Find the sequence and fill in the blanks

(2, 3), (4, 6), (6, 9), (8, 12) ....
The 8th group is (__, __)

Answer 1

16;24

Answer 2

ARE YOU ONE HUNDRED % SURE

Answer 3

Yes

Answer 4

It’s doubling

Answer 5

THANKS GTG

Answer 6

BYE

Answer 7

THANKS FOR SAVING MY LIFE

Answer 8

Welks

Answer 9

It's not doubling. Well the y isn't. It's adding 3 each time.
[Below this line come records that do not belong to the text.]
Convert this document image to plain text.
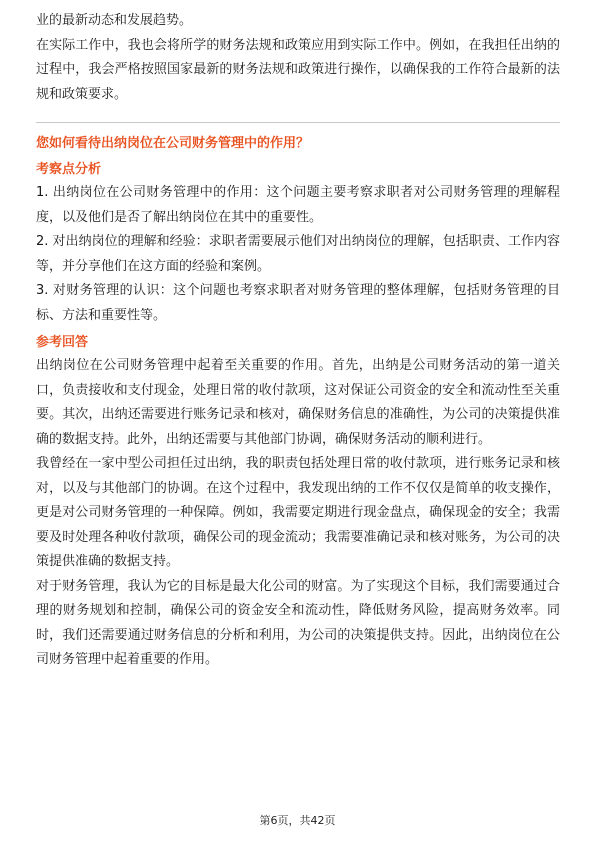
业的最新动态和发展趋势。

在实际工作中，我也会将所学的财务法规和政策应用到实际工作中。例如，在我担任出纳的过程中，我会严格按照国家最新的财务法规和政策进行操作，以确保我的工作符合最新的法规和政策要求。

您如何看待出纳岗位在公司财务管理中的作用？

考察点分析

1. 出纳岗位在公司财务管理中的作用：这个问题主要考察求职者对公司财务管理的理解程度，以及他们是否了解出纳岗位在其中的重要性。

2. 对出纳岗位的理解和经验：求职者需要展示他们对出纳岗位的理解，包括职责、工作内容等，并分享他们在这方面的经验和案例。

3. 对财务管理的认识：这个问题也考察求职者对财务管理的整体理解，包括财务管理的目标、方法和重要性等。

参考回答

出纳岗位在公司财务管理中起着至关重要的作用。首先，出纳是公司财务活动的第一道关口，负责接收和支付现金，处理日常的收付款项，这对保证公司资金的安全和流动性至关重要。其次，出纳还需要进行账务记录和核对，确保财务信息的准确性，为公司的决策提供准确的数据支持。此外，出纳还需要与其他部门协调，确保财务活动的顺利进行。

我曾经在一家中型公司担任过出纳，我的职责包括处理日常的收付款项，进行账务记录和核对，以及与其他部门的协调。在这个过程中，我发现出纳的工作不仅仅是简单的收支操作，更是对公司财务管理的一种保障。例如，我需要定期进行现金盘点，确保现金的安全；我需要及时处理各种收付款项，确保公司的现金流动；我需要准确记录和核对账务，为公司的决策提供准确的数据支持。

对于财务管理，我认为它的目标是最大化公司的财富。为了实现这个目标，我们需要通过合理的财务规划和控制，确保公司的资金安全和流动性，降低财务风险，提高财务效率。同时，我们还需要通过财务信息的分析和利用，为公司的决策提供支持。因此，出纳岗位在公司财务管理中起着重要的作用。

第6页，共42页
So it would technically be (16,15)

Answer 10

2,4,6,8,...
first term a=2
c.d.=4-2=2
\[t _{n}=a+(n-1)d\]
put n=8
\[t _{8}=2+(8-1)2=2+14=16\]
similarly second=24
so 8th term is (16,24)

Answer 11

Because for me it is very clearly not being doubled like the X is

Answer 12

It's being added by 3

Answer 13

But I am only in algebra 2 so idk

Answer 14

its 10 and 15

Answer 15

its going up by adding 2 each time on x and adding 3 each on y

Answer 16

@narad ?

Answer 17

The nth term is
\[u_{n}= n (2,3)= \left( 2n, 3n \right)\]

Answer 18

(2, 3), (4, 6), (6, 9), (8, 12) ....
The 8th group is (__, __)

sorry now i see that ask about 8th group ???

Answer 19

To find the sequence, we can observe that the second coordinate of each pair is twice the first coordinate. Therefore, we can write the sequence as:

(2, 3), (4, 6), (6, 9), (8, 12), ...

To find the 8th group, we need to continue the pattern until we reach the 8th pair:

(2, 3), (4, 6), (6, 9), (8, 12), (10, 15), (12, 18), (14, 21), (16, 24)

Therefore, the 8th group is (14, 21).